New Hampshire is full of amazing natural beauty, but somehow, our state is not home to a national park. However, this weekend New Hampshire’s only national park property is having a grand celebration marking the 100th anniversary of the National Parks System.
Saint-Gaudens National Historical Site in Cornish is New Hampshire's only National Parks Property. The sight is the former home and studio of famed 20th-century sculptor Augustus Saint-Gaudens.
Saint-Guadens was a famed sculptor whose statues feature prominently all over the country, including this piece, the Sherman Monument in New York City. His work is also featured in museums, including the Metropolitan Museum of Art. Because the Cornish property served as his studio and inspiration, the historical site is dedicated to the arts. Casts of many of Saint-Gaudens' famous works dot the property, amid immaculately landscaped grounds.
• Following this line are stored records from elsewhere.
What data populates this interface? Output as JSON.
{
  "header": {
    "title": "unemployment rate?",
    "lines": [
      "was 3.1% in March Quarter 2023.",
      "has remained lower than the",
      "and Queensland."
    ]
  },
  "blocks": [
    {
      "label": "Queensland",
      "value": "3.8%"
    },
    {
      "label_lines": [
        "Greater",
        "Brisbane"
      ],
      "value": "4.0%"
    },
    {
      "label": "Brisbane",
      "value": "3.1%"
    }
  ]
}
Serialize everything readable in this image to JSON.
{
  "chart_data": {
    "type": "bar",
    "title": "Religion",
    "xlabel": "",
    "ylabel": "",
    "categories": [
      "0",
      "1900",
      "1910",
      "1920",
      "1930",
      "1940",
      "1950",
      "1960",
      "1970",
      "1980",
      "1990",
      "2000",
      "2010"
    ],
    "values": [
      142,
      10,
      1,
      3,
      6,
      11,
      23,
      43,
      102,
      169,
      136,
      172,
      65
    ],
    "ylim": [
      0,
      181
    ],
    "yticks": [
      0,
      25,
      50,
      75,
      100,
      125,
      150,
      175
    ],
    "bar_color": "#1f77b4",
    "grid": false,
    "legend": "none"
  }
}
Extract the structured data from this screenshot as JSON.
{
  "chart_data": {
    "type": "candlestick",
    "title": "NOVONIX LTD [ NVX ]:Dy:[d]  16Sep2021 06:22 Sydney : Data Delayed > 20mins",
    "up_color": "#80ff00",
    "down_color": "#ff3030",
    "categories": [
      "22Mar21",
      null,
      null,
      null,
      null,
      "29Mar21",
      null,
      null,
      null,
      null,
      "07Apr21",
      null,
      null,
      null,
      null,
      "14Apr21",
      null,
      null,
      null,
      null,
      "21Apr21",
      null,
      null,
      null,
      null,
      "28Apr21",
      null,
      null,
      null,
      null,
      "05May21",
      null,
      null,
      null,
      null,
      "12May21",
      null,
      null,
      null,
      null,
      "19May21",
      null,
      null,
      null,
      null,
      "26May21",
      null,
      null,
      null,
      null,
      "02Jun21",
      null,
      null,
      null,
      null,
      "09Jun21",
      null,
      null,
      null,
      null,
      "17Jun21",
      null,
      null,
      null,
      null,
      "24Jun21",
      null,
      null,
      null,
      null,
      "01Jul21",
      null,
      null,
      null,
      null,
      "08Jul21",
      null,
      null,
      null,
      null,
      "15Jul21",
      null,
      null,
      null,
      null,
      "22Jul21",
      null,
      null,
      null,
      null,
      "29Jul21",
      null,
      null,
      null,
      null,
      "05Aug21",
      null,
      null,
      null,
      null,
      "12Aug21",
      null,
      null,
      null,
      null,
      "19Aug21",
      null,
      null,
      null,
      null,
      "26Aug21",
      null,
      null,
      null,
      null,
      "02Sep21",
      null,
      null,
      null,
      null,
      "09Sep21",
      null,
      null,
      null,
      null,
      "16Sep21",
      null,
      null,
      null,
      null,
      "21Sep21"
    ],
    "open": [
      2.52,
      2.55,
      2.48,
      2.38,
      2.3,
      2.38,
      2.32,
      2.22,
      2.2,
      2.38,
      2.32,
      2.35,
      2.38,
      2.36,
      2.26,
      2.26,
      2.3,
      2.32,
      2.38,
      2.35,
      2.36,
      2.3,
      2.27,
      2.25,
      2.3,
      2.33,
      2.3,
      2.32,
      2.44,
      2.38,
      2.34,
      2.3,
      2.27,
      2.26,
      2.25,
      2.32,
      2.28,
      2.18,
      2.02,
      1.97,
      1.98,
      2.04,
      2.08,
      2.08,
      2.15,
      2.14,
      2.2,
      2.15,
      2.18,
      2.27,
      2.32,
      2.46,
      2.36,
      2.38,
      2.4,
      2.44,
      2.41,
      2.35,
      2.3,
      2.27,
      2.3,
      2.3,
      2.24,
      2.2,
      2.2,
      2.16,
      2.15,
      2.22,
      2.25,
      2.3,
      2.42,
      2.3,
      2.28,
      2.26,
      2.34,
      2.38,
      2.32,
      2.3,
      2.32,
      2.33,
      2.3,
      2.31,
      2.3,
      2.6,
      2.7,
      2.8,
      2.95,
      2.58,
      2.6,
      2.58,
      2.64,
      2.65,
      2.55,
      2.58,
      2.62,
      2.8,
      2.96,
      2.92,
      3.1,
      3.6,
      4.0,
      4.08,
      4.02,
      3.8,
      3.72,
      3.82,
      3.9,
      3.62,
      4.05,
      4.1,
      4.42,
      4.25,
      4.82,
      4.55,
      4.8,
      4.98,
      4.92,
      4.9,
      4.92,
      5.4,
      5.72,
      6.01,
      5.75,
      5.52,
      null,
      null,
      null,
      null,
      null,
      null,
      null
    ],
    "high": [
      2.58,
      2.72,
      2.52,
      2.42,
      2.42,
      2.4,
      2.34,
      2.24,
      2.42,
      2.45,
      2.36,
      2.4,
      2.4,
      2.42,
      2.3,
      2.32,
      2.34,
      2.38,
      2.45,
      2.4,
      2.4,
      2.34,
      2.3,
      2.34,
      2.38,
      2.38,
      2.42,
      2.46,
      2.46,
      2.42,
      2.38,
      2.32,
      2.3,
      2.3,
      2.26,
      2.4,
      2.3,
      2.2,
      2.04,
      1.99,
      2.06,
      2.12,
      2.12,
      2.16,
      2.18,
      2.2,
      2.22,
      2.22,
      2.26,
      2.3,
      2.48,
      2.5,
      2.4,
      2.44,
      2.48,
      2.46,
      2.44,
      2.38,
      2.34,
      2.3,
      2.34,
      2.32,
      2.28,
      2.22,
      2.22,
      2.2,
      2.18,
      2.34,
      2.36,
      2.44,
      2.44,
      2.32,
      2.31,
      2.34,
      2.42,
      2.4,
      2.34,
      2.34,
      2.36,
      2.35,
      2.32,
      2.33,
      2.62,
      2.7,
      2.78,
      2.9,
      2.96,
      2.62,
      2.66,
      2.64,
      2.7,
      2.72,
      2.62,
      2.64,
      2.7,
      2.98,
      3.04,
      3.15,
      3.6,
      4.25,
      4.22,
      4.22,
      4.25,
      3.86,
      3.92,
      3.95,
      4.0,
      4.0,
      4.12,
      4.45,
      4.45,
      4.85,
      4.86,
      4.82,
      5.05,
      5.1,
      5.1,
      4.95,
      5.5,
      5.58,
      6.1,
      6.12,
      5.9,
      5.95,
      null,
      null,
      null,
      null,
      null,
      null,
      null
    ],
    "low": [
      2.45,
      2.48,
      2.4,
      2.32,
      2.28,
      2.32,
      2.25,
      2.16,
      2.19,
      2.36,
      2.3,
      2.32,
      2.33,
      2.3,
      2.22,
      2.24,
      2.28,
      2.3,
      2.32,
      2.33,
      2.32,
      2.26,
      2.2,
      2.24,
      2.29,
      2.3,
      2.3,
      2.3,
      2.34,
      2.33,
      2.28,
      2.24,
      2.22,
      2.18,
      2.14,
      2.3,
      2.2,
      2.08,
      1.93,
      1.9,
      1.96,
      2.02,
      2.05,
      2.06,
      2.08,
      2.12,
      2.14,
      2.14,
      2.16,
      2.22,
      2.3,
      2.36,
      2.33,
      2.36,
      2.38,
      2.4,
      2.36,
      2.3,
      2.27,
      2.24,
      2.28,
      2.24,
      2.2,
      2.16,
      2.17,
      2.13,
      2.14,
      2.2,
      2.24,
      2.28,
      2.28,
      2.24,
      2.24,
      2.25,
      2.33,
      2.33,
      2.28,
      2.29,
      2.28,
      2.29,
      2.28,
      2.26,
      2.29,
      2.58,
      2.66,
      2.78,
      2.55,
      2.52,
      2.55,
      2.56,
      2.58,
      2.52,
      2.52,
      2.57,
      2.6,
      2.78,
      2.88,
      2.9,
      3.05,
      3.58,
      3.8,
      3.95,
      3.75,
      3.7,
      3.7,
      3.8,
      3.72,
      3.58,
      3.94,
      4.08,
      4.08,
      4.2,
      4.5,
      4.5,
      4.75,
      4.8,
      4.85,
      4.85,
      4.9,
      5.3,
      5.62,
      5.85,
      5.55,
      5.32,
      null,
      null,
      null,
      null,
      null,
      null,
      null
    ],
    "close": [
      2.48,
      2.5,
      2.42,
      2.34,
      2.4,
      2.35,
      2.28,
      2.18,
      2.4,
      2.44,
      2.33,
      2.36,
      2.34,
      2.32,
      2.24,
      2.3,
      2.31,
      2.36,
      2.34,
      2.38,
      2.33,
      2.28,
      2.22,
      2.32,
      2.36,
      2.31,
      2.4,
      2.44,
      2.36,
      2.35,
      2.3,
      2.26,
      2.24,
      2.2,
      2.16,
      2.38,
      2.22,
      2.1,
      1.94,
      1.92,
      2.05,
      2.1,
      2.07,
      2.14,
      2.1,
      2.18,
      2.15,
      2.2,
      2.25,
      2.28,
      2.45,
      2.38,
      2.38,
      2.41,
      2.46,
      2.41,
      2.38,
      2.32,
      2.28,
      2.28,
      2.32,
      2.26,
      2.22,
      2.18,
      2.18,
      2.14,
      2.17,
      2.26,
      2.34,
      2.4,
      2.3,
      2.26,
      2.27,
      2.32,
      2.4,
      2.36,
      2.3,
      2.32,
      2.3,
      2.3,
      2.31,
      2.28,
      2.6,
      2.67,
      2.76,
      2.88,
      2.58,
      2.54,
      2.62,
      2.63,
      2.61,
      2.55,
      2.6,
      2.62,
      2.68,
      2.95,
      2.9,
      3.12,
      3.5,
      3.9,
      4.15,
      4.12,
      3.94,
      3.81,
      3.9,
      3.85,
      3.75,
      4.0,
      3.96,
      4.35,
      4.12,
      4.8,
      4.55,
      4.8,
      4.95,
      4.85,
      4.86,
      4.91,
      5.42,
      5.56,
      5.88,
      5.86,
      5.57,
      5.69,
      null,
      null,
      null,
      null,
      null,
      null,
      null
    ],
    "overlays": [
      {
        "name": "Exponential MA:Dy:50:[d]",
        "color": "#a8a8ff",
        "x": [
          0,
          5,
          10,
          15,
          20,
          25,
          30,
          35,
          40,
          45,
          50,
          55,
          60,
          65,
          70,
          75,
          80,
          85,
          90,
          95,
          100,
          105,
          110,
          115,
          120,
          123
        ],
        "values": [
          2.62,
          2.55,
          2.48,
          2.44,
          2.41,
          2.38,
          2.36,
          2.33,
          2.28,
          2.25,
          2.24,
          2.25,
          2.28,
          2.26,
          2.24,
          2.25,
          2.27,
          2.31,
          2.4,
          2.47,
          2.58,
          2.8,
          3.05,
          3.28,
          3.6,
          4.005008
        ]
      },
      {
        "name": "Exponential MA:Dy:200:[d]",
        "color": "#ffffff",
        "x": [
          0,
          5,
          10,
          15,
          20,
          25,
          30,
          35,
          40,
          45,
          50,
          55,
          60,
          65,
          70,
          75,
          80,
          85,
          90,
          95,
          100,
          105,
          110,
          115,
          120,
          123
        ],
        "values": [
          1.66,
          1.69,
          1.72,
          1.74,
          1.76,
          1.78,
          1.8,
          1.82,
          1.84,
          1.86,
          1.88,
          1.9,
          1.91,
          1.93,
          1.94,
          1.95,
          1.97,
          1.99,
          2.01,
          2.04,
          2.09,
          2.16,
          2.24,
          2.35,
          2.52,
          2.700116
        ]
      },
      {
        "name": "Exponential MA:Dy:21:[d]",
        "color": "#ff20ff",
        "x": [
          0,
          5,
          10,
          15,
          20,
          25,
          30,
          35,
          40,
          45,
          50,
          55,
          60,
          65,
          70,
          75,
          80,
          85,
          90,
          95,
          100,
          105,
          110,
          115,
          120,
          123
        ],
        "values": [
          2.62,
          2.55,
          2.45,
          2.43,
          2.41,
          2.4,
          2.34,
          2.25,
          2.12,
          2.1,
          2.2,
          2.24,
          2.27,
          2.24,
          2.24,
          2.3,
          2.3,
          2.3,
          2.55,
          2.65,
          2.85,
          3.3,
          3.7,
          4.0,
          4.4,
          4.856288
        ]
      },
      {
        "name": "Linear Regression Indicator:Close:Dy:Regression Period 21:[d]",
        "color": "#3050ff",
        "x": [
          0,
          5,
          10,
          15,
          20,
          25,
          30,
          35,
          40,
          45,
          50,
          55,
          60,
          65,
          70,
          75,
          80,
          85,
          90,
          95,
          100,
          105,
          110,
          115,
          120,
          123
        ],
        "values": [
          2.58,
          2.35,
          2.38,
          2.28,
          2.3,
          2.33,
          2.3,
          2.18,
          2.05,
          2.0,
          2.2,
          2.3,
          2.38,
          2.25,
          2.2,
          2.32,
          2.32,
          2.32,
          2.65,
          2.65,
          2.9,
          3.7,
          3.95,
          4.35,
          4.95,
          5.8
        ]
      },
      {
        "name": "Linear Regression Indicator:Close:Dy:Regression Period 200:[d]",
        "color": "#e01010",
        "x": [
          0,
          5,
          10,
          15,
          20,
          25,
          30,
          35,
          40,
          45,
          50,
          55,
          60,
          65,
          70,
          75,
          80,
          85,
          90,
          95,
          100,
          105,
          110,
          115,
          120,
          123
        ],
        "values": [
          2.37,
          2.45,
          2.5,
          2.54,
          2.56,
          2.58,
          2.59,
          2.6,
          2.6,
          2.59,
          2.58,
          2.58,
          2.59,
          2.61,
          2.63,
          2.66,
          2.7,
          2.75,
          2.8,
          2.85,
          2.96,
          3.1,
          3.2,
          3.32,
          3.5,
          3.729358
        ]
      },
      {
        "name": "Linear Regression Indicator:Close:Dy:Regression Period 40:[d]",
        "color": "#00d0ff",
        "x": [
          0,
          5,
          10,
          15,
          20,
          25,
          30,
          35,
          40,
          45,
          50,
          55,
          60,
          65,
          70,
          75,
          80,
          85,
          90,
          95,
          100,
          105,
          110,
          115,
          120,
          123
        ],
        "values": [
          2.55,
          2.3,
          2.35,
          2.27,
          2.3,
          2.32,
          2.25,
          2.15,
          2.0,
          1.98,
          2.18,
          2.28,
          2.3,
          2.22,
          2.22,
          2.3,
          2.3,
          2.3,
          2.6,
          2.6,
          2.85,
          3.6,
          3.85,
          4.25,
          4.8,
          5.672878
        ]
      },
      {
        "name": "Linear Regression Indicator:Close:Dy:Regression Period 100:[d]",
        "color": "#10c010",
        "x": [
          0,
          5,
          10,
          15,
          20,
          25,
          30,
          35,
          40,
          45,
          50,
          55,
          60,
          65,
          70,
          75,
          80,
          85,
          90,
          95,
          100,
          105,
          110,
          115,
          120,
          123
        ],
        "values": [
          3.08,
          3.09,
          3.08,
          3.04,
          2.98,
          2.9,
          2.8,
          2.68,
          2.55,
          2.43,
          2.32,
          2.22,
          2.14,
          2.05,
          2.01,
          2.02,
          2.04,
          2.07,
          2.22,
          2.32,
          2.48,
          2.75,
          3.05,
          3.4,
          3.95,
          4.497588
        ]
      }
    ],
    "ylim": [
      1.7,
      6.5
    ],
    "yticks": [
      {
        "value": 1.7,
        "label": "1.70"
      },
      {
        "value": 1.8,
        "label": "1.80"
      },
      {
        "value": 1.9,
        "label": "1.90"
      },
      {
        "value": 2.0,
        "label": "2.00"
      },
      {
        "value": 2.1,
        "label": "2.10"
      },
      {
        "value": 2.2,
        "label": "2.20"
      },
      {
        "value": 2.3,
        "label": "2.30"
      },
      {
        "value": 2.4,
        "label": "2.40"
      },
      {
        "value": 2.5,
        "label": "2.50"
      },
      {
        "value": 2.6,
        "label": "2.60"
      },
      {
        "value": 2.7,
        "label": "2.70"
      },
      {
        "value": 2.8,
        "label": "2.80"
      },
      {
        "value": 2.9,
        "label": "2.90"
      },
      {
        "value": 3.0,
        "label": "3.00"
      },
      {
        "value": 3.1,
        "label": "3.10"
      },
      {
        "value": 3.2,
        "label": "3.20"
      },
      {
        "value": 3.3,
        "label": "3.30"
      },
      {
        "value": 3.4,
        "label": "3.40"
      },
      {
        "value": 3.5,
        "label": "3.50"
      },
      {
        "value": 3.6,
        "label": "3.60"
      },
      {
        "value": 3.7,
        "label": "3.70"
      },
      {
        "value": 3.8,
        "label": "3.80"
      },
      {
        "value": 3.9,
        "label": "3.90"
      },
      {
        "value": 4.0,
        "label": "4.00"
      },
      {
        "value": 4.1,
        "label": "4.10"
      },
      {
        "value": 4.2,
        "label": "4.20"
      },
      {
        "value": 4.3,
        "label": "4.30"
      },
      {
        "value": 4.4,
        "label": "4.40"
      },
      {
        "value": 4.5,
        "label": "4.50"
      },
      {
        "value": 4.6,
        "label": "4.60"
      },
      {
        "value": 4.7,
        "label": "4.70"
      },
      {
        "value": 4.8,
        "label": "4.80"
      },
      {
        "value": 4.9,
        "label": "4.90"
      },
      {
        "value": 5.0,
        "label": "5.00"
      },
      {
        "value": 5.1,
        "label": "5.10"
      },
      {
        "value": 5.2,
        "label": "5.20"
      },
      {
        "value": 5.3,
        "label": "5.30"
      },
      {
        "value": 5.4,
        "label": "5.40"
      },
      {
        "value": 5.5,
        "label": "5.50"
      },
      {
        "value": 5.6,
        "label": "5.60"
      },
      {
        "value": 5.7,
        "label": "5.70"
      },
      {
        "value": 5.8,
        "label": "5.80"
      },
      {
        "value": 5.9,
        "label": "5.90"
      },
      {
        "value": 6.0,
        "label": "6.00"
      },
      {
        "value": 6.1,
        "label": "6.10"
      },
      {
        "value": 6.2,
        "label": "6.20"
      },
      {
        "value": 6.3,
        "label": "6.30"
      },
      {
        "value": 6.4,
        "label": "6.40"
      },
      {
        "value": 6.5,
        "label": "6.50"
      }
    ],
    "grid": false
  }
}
Pan the Piper plays the flute for visitors walking through the gardens.
This eerie statue is hidden between hedges on the property.
The architecture and landscaping on the property are works of art in and of themselves.
The property is set near the Connecticut River. Nearby Mount Ascutney in Vermont provides a dramatic view from the home and studio.
Visitors can enjoy the view from the porch of Saint-Gauden's grand manor house.
Sit beneath the grapevines that wrap around the studio...
Or stroll along the beautifully maintained paths.
Paths that go into the surrounding woods offer visitors a taste of the New Hampshire wilderness.
This weekend, there will be a concert from 2-4 p.m. on Sunday, and admission (normally $7) will be waived to celebrate the National Parks Service Centennial.
Saint-Gaudens was just one of many artists who worked in Cornish at the turn of the century. When you're done enjoying the National Historical Site, be sure to drive around the town to see beautiful examples of other turn-of-the-century architecture.
If you’re free this weekend, consider heading to this unique New Hampshire attraction.